Tossing one’s cookies
A gold standard for digital marketing – the third-party tracking cookie – finally began quasi-crumbling in 2023. Google forged a near-insurmountable market share through third-party tracking cookies and its ubiquitous browser Chrome, which in 2024 planned to leverage the Google Privacy Sandbox to come in alignment with data privacy standards. Previously the highly valuable user cookie data came at a high cost to society – loss of user privacy.

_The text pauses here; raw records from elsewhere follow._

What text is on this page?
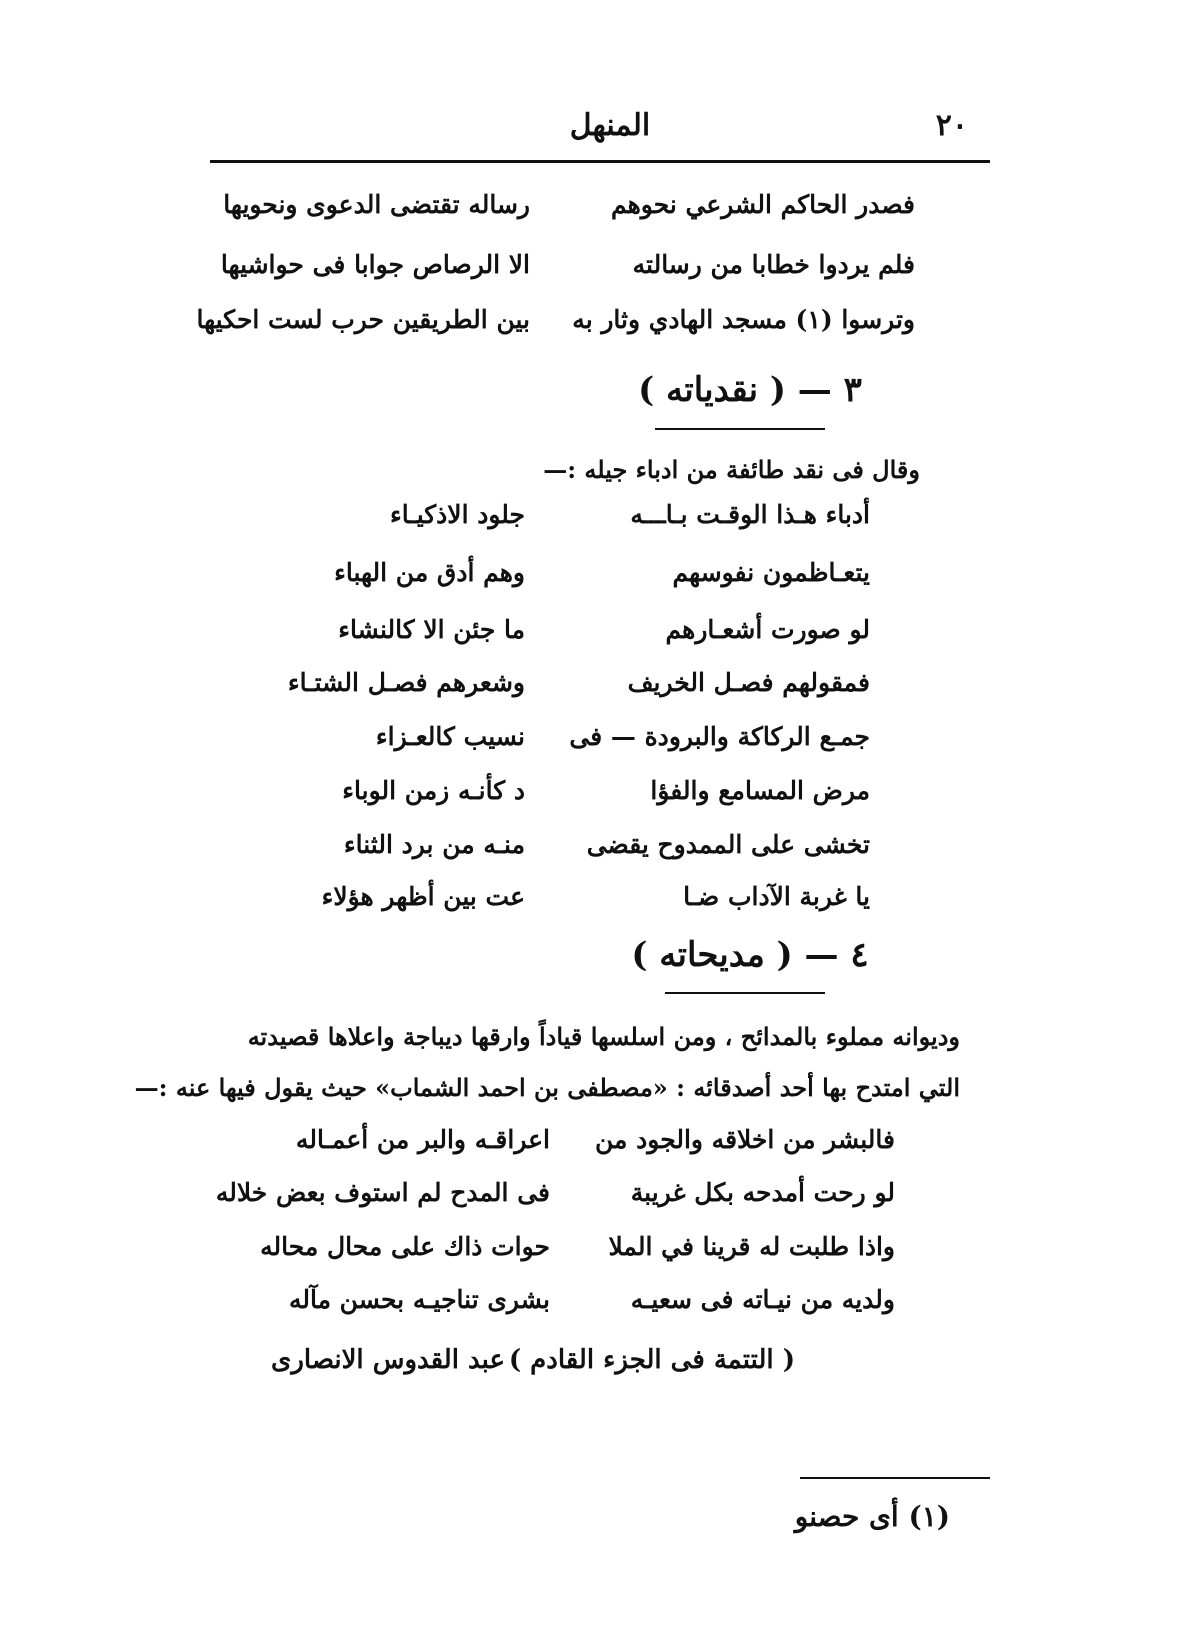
٢٠
المنهل
فصدر الحاكم الشرعي نحوهم
رساله تقتضى الدعوى ونحويها
فلم يردوا خطابا من رسالته
الا الرصاص جوابا فى حواشيها
وترسوا (١) مسجد الهادي وثار به
بين الطريقين حرب لست احكيها
٣ — ( نقدياته )
وقال فى نقد طائفة من ادباء جيله :—
أدباء هـذا الوقـت بـاـــه
جلود الاذكيـاء
يتعـاظمون نفوسهم
وهم أدق من الهباء
لو صورت أشعـارهم
ما جئن الا كالنشاء
فمقولهم فصـل الخريف
وشعرهم فصـل الشتـاء
جمـع الركاكة والبرودة — فى
نسيب كالعـزاء
مرض المسامع والفؤا
د كأنـه زمن الوباء
تخشى على الممدوح يقضى
منـه من برد الثناء
يا غربة الآداب ضـا
عت بين أظهر هؤلاء
٤ — ( مديحاته )
وديوانه مملوء بالمدائح ، ومن اسلسها قياداً وارقها ديباجة واعلاها قصيدته
التي امتدح بها أحد أصدقائه : «مصطفى بن احمد الشماب» حيث يقول فيها عنه :—
فالبشر من اخلاقه والجود من
اعراقـه والبر من أعمـاله
لو رحت أمدحه بكل غريبة
فى المدح لم استوف بعض خلاله
واذا طلبت له قرينا في الملا
حوات ذاك على محال محاله
ولديه من نيـاته فى سعيـه
بشرى تناجيـه بحسن مآله
( التتمة فى الجزء القادم )
عبد القدوس الانصارى
(١) أى حصنو
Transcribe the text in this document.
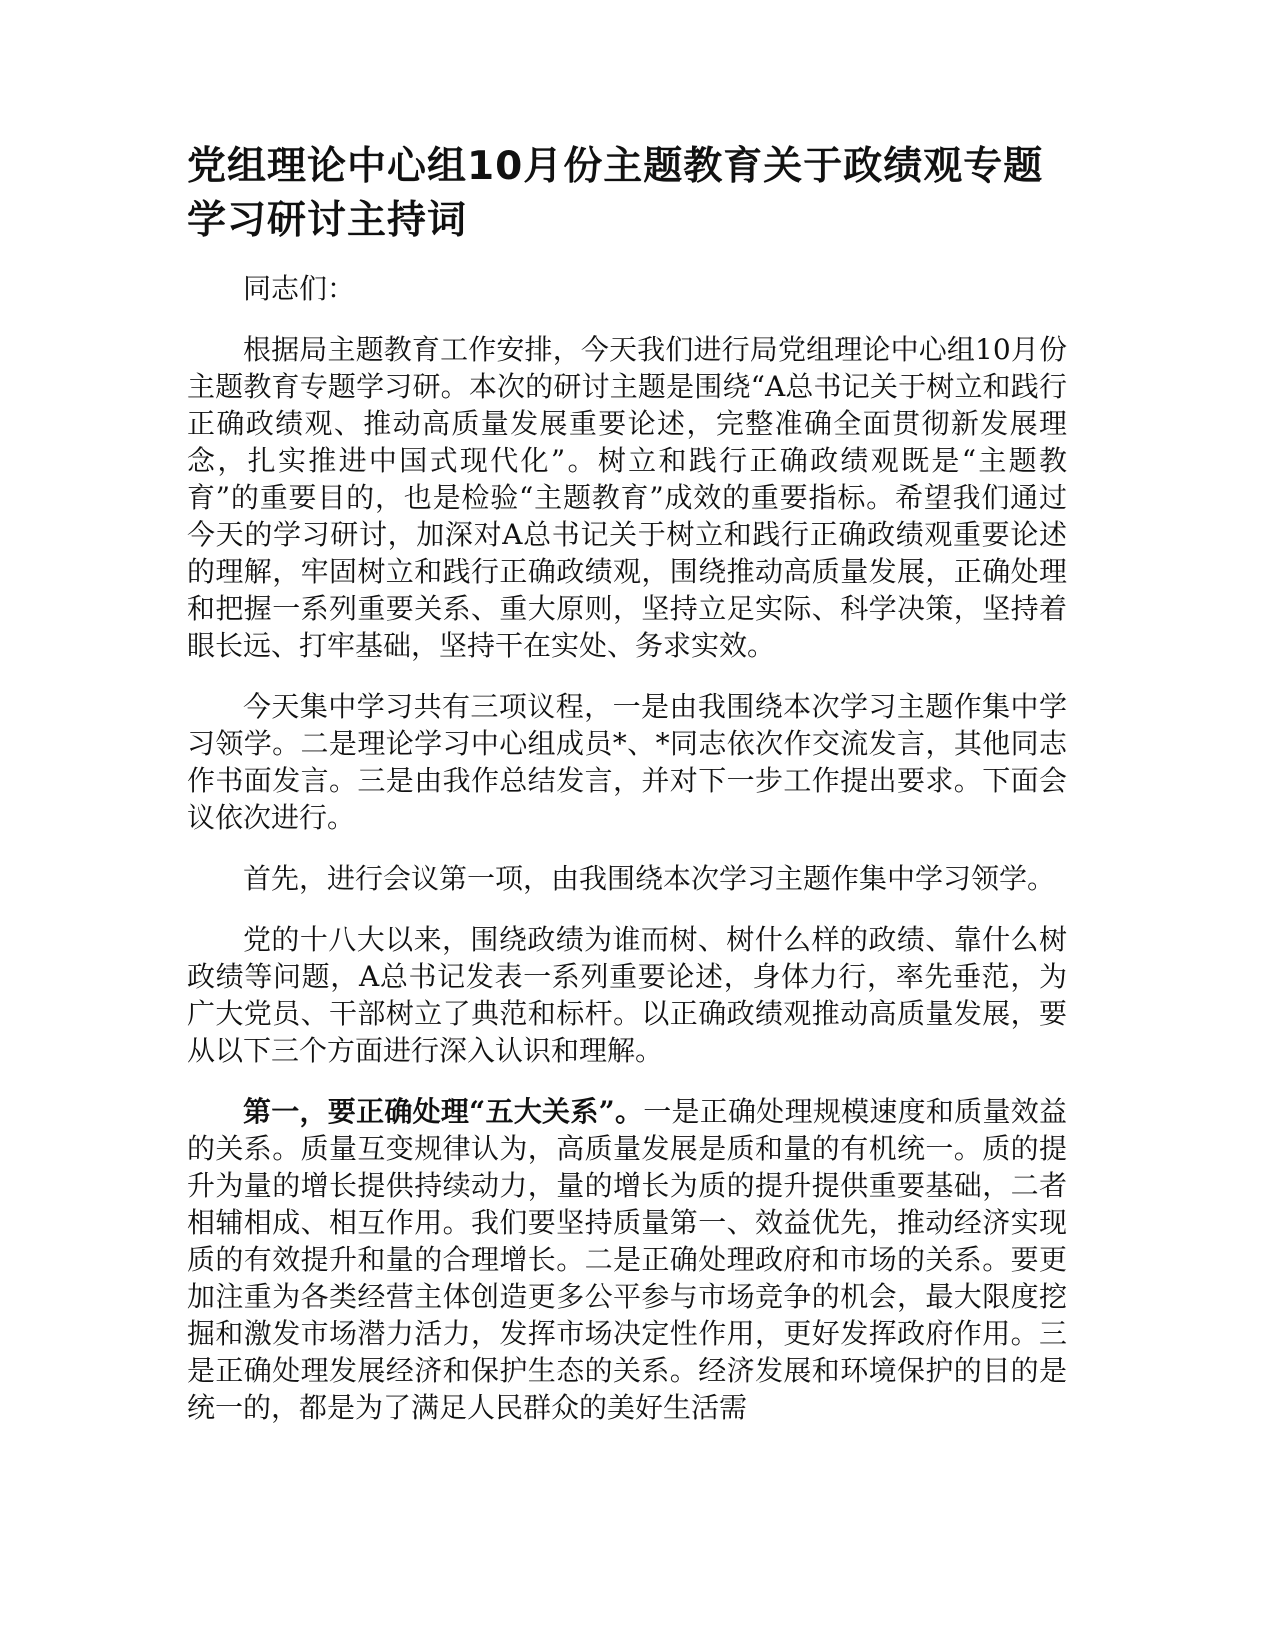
党组理论中心组10月份主题教育关于政绩观专题学习研讨主持词

同志们：

根据局主题教育工作安排，今天我们进行局党组理论中心组10月份主题教育专题学习研。本次的研讨主题是围绕“A总书记关于树立和践行正确政绩观、推动高质量发展重要论述，完整准确全面贯彻新发展理念，扎实推进中国式现代化”。树立和践行正确政绩观既是“主题教育”的重要目的，也是检验“主题教育”成效的重要指标。希望我们通过今天的学习研讨，加深对A总书记关于树立和践行正确政绩观重要论述的理解，牢固树立和践行正确政绩观，围绕推动高质量发展，正确处理和把握一系列重要关系、重大原则，坚持立足实际、科学决策，坚持着眼长远、打牢基础，坚持干在实处、务求实效。

今天集中学习共有三项议程，一是由我围绕本次学习主题作集中学习领学。二是理论学习中心组成员*、*同志依次作交流发言，其他同志作书面发言。三是由我作总结发言，并对下一步工作提出要求。下面会议依次进行。

首先，进行会议第一项，由我围绕本次学习主题作集中学习领学。

党的十八大以来，围绕政绩为谁而树、树什么样的政绩、靠什么树政绩等问题，A总书记发表一系列重要论述，身体力行，率先垂范，为广大党员、干部树立了典范和标杆。以正确政绩观推动高质量发展，要从以下三个方面进行深入认识和理解。

第一，要正确处理“五大关系”。一是正确处理规模速度和质量效益的关系。质量互变规律认为，高质量发展是质和量的有机统一。质的提升为量的增长提供持续动力，量的增长为质的提升提供重要基础，二者相辅相成、相互作用。我们要坚持质量第一、效益优先，推动经济实现质的有效提升和量的合理增长。二是正确处理政府和市场的关系。要更加注重为各类经营主体创造更多公平参与市场竞争的机会，最大限度挖掘和激发市场潜力活力，发挥市场决定性作用，更好发挥政府作用。三是正确处理发展经济和保护生态的关系。经济发展和环境保护的目的是统一的，都是为了满足人民群众的美好生活需
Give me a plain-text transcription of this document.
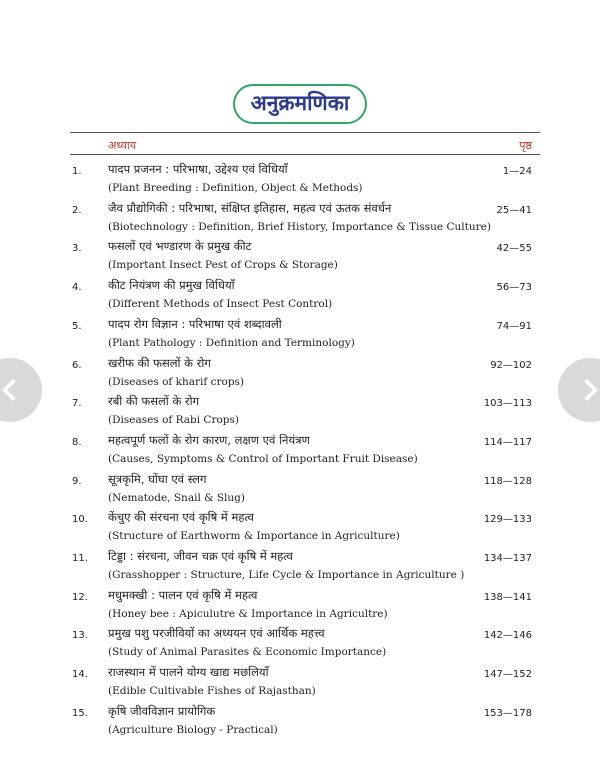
अनुक्रमणिका
अध्याय	पृष्ठ
1. पादप प्रजनन : परिभाषा, उद्देश्य एवं विधियाँ
(Plant Breeding : Definition, Object & Methods)
1—24
2. जैव प्रौद्योगिकी : परिभाषा, संक्षिप्त इतिहास, महत्व एवं ऊतक संवर्धन
(Biotechnology : Definition, Brief History, Importance & Tissue Culture)
25—41
3. फसलों एवं भण्डारण के प्रमुख कीट
(Important Insect Pest of Crops & Storage)
42—55
4. कीट नियंत्रण की प्रमुख विधियाँ
(Different Methods of Insect Pest Control)
56—73
5. पादप रोग विज्ञान : परिभाषा एवं शब्दावली
(Plant Pathology : Definition and Terminology)
74—91
6. खरीफ की फसलों के रोग
(Diseases of kharif crops)
92—102
7. रबी की फसलों के रोग
(Diseases of Rabi Crops)
103—113
8. महत्वपूर्ण फलों के रोग कारण, लक्षण एवं नियंत्रण
(Causes, Symptoms & Control of Important Fruit Disease)
114—117
9. सूत्रकृमि, घोंघा एवं स्लग
(Nematode, Snail & Slug)
118—128
10. केंचुए की संरचना एवं कृषि में महत्व
(Structure of Earthworm & Importance in Agriculture)
129—133
11. टिड्डा : संरचना, जीवन चक्र एवं कृषि में महत्व
(Grasshopper : Structure, Life Cycle & Importance in Agriculture )
134—137
12. मधुमक्खी : पालन एवं कृषि में महत्व
(Honey bee : Apiculutre & Importance in Agricultre)
138—141
13. प्रमुख पशु परजीवियों का अध्ययन एवं आर्थिक महत्त्व
(Study of Animal Parasites & Economic Importance)
142—146
14. राजस्थान में पालने योग्य खाद्य मछलियाँ
(Edible Cultivable Fishes of Rajasthan)
147—152
15. कृषि जीवविज्ञान प्रायोगिक
(Agriculture Biology - Practical)
153—178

Today, users (and various government agencies here and abroad) demand transparency, control and choice over how their personal data is collected, processed, and used. While Google and Chrome worked to phase in the cookie tossing phenomenon, Apple’s Safari (and also the modest FireFox browser) started blocking third-party cookies years ago.
But there’s more to cookies in 2024 and beyond.
A few myths about cookies
The old automatic placement of third-party cookies and their legendary ability to tell marketers way too much info about consumer preferences, tracking selections and even behavior, is the proverbial toast.
But the fact is that cookies – especially of the first-party variety – aren’t all going away. First-party cookies – the little piece of code that gets generated and stored on visitor webpages – are alive and well. As you likely know, first party cookies store and “remember” passwords, some basic data about visits and more.
But the infamous third-party cookie – the code that sends critical user data to marketers and others about overall online behavior and allowed profiles to be built – is now gone from automatic inclusion.
Unless of course you personally consent and accept such things. (Which a lot of people do when prompted at first visit.)
The point? The old cheap quick fix to scoop up user data (and behaviors) is headed for the trash heap of cookie history. But many emerging tools exist to help marketers optimize website and digital effectiveness.
Digitals ads still work fine
Google ads are powered by first-party cookies. While rules have changed for former rich and deep data returns in cookieland, there’s still plenty of data to be had.
While the intense focus on individual behavior has been removed, analytics can now track the aggregate behavior of groups.
As privacy laws get tougher, expect to see additional technological innovation, For example, contextual advertising allows you to place ads on websites that match your core key words.
A rolling cookie crumble
Third-party cookies on Chrome are set to crumble early in 2024, with just a proverbial handful of users (some 1%) being disabled from third-party cookies. But it will set the stage for a much larger migration to the Google Privacy Sandbox later in the year. As reported byTechCrunch, other browsers are taking different approaches.
More to come
While marketers will be making technical and media buying changes – many sweeping and sometimes wholesale – in 2024, generative AI can also significantly improve human-powered content.
Many new AI-enhanced writing tools exist to help professional content creators work more effectively (read: write and design better), access data more comprehensively (and certainly much faster) and hone their craft to new levels. This includes access to storytelling tools like AI-enhanced video and social media content. All-new levels of personalization – once an oxymoron in the digital world – can (and will) serve to elevate communication.
Generative AI ethics, guardrails, and applications will mix in with former search engine models and creative processes in the coming months (and years), providing a whole new level of real-time assistance. AI-generated content will boost web traffic. And more.
So let the cookies crumble. And strap in for a new generation of content creation and communication.
What’s your current view on AI in marketing – and communication in general? Let us know in the comments section below.
P.S. None of this copy was produced with generative AI – all 100% human.